A inizio dicembre di quello stesso anno avrebbe omesso di inserire in banca dati e non procedeva alla compiuta esecuzione del decreto di fermo emesso in data 28 novembre precedente dalla Procura della Repubblica presso il Tribunale di Napoli. a carico, tra gli altri, di Domenico Russo detto ‘o mussur e Giuseppe Monfregolo detto ‘o guallarus, omettendo di eseguire il fermo e di documentare le eventuali vane ricerche. Il 5 febbraio 2018 avrebbe avvisato, attraverso Pietro Cristiano, Domenico Russo e Pasquale Cristiano dell’esecuzione della misura cautelata a loro carico e avrebbe consentito, in questo modo, la fuga e la latitanza dei due, oltre che l’asportazione e l’occultamento del rifugio, delle prove dei reati e dei beni lì custoditi, nonché la rimozione del dispositivo Dvr di registrazione dei filmati di provenienza furtiva condotta da Bianco.
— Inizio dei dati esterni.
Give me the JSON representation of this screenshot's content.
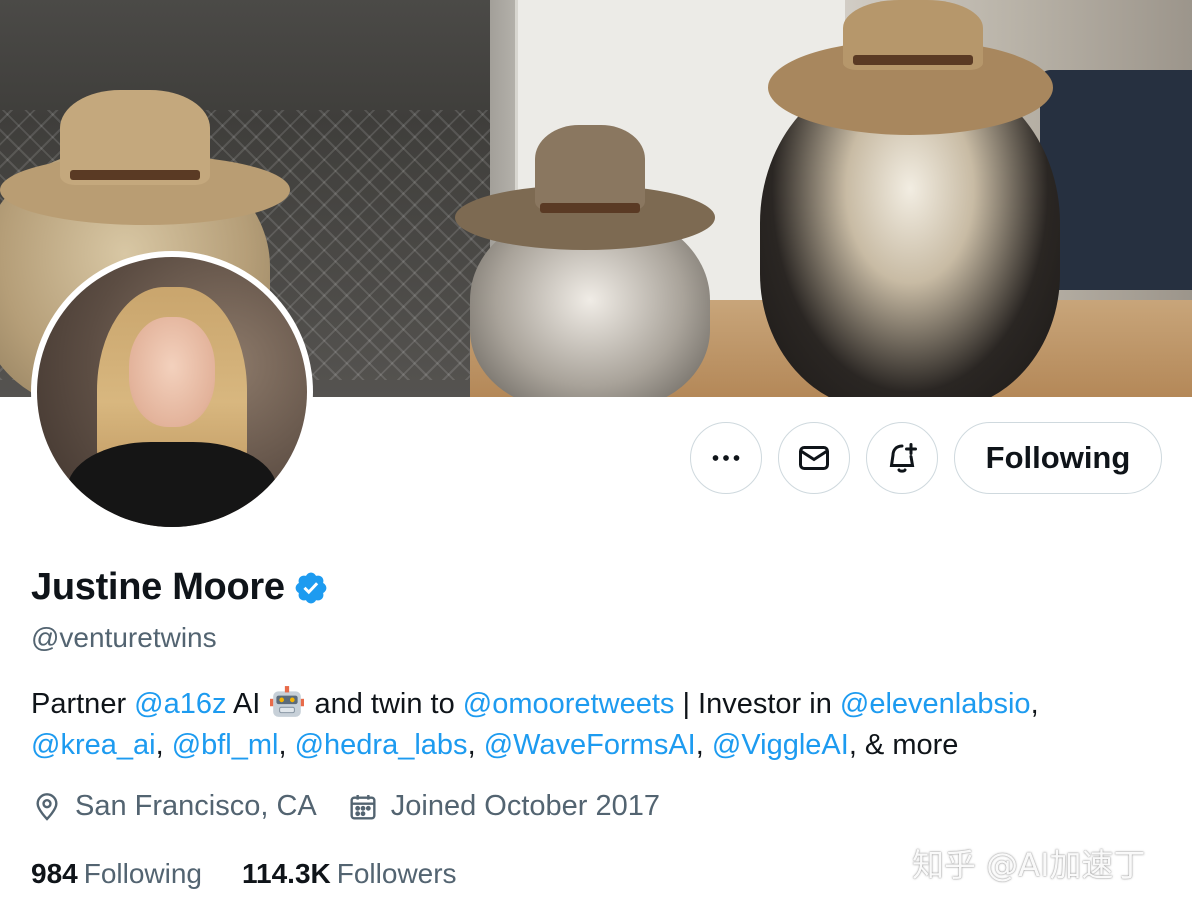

Altra soffiata: avvisò Bianco e i Cristiano delle attività di monitoraggio video della loro abitazione disposto dall’autorità giudiziaria, del posizionamento delle telecamere sul lastrico solare del palazzo prospiciente e delle modalità di occultamento delle operazioni di installazione, con simulazione di intervento di tecnici della rete satellitare Sky.